The U.S. market dimension of Axon Vision’s business adds a transatlantic layer to the company’s positioning. Axon Vision maintains a strategic partnership with Leonardo DRS — the U.S.-based defense electronics subsidiary of Italy’s Leonardo — to supply systems designed to detect and intercept fast-moving aerial threats for the U.S. military market. As part of that cooperation, Axon Vision has already received an initial order for demonstrator systems providing end-to-end detection and interception capabilities for airborne threats requiring rapid response. The Leonardo DRS partnership gives Axon Vision access to the U.S. defense procurement ecosystem through an established American prime contractor, a pathway that Israeli defense technology companies have used effectively across multiple programs and generations of equipment.
The distinction between detection and interception in EDGE ClearSky’s design architecture is worth examining. Many counter-UAS systems specialize in one or the other — radar or optical systems that detect threats but rely on separate engagement systems to neutralize them, or kinetic and electronic warfare interceptors that can engage threats their own sensors have identified. EDGE ClearSky’s closed-loop architecture, integrating detection and intercept cuing through onboard weapon systems on the armored platform itself, puts both functions in the same software and hardware stack. For a tank or infantry fighting vehicle moving through contested terrain without the luxury of a dedicated counter-UAS escort, that integration is operationally significant — the vehicle’s own systems handle the detection and initiate the engagement response rather than depending on a separate platform to provide either function.
Thermal sensing as the primary detection modality reflects hard lessons from operational environments where FPV drones have been used at scale. Optical cameras can be defeated by low-light conditions, camouflage, or the visual clutter of complex terrain. RF detection systems find drones that are actively communicating with their operators but miss pre-programmed autonomous attack runs. Thermal imaging detects the heat signatures of drone motors and electronics regardless of those countermeasures — a passive sensing approach that doesn’t announce its own presence while remaining effective against modified or autonomous threats. Combined with AI processing that can classify a detected thermal signature as a threat and initiate the engagement sequence faster than a crew member could react manually, the approach addresses both the detection reliability and the response speed requirements simultaneously.

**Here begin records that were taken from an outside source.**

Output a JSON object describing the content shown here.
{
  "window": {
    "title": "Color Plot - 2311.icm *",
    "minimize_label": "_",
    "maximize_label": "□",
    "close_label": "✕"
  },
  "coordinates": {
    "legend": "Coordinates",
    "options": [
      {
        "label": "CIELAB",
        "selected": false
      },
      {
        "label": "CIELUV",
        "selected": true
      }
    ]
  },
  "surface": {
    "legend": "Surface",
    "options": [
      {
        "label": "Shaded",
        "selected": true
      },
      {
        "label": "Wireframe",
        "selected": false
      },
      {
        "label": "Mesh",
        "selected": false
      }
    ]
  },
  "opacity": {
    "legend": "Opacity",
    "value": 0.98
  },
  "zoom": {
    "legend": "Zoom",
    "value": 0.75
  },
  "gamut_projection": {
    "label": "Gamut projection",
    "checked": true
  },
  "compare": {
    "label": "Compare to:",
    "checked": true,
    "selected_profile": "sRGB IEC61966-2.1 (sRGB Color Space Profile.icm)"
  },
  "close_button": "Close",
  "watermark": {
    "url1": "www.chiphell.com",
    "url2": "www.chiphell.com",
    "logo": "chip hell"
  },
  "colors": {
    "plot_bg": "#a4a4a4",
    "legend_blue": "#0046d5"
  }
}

Axon Vision is conducting additional trials with military customers in key strategic markets worldwide as EDGE ClearSky continues through operational maturation. The successful completion of the leading defense force evaluation is a significant step toward fielding, but operational maturation is a process rather than a single event — additional trials, additional customer assessments, and the iterative refinement that comes from each evaluation cycle will shape the system that eventually reaches production.